Regarding the realization of inclusive education that is also demanded by the CRPD, this too is essential to eliminating social stigma. This stigma has profound effects on employment and health. According to Gordon Allport’s intergroup contact theory, only contact that meets four conditions is significant in reducing stigma. The most important of these conditions is contact in a position of equality. In the case of inclusive education, too, when it is conducted in a form that is not based on equality it can conversely increase stigma, and I think Allport’s four conditions are extremely important in calling out this kind of phony inclusive education. We believe it is important to realize social model-based inclusive education that leads to changes in the school system without individuals blaming themselves when difficulties occur. This means a culture of students’ opinions changing schools taking root. This kind of culture has been found to have a positive influence on all students, whether or not they have disabilities. In research conducted together with Tokyo Metropolitan Institute of Medical Science targeting junior high schools and high schools in Tokyo, we reported that the implementation of this kind of social model markedly reduced depression and bullying among students.
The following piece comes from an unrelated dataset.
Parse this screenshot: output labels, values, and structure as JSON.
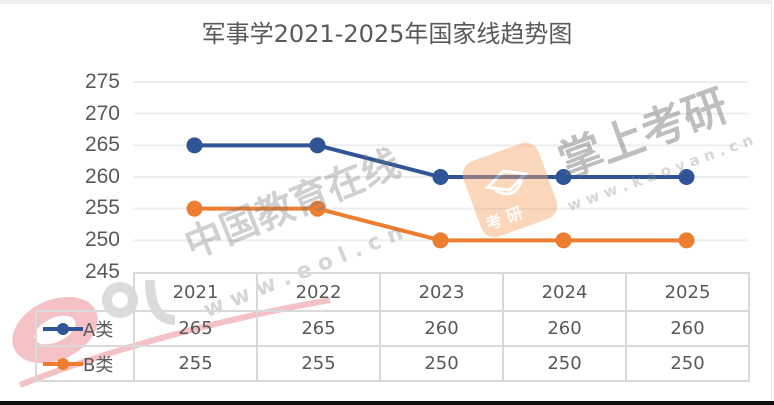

Finally, I believe that close collaboration between the community of persons with disabilities and educational institutions such as universities is extremely important in realizing the spirit of the CRPD. The Tokyo University Center for Coproduction of Inclusion Diversity and Equity, of which I serve as Vice Director, was established in April 2024. At this center, research and practice are brought together, and research jointly produced by researchers and tōjisha through special tōjisha discussion meetings is promoted. It is a center where the “nothing about us without us” approach is developed in research activities. These meetings are composed of members of groups of persons with diverse disabilities with consideration being given to gender balance. Each raises a research topic considered to have a high degree of priority, and we plan to collaborate with Tokyo University researchers in various fields.
Thank you for listening to my talk.
Notes
1) Tōjisha-Kenkyū roughly translates as ‘the science of the self’ or ‘self-supported research’, in which people with disabilities and/or mental illness learn to study their own experiences. For further information regarding Tōjisha-Kenkyū, please consult the following references. Ayaya, S. (2025). Tōjisha-Kenkyū on Autism in Japan: Against Epistemic Injustices and Tokenism. Journal of Social Issues, 81(4), e70026. Ayaya, S., Kitanaka J. (2023). Tōjisha kenkyū. Aeon, June 12. https://aeon.co/essays/japans-radical-alternative-to-psychiatric-diagnosis
2) Key performance indicators
3) Yamanba, literally “mountain crones,” are supernatural entities in Japanese folklore. They usually appear as elderly women and are found in wild or mountainous areas.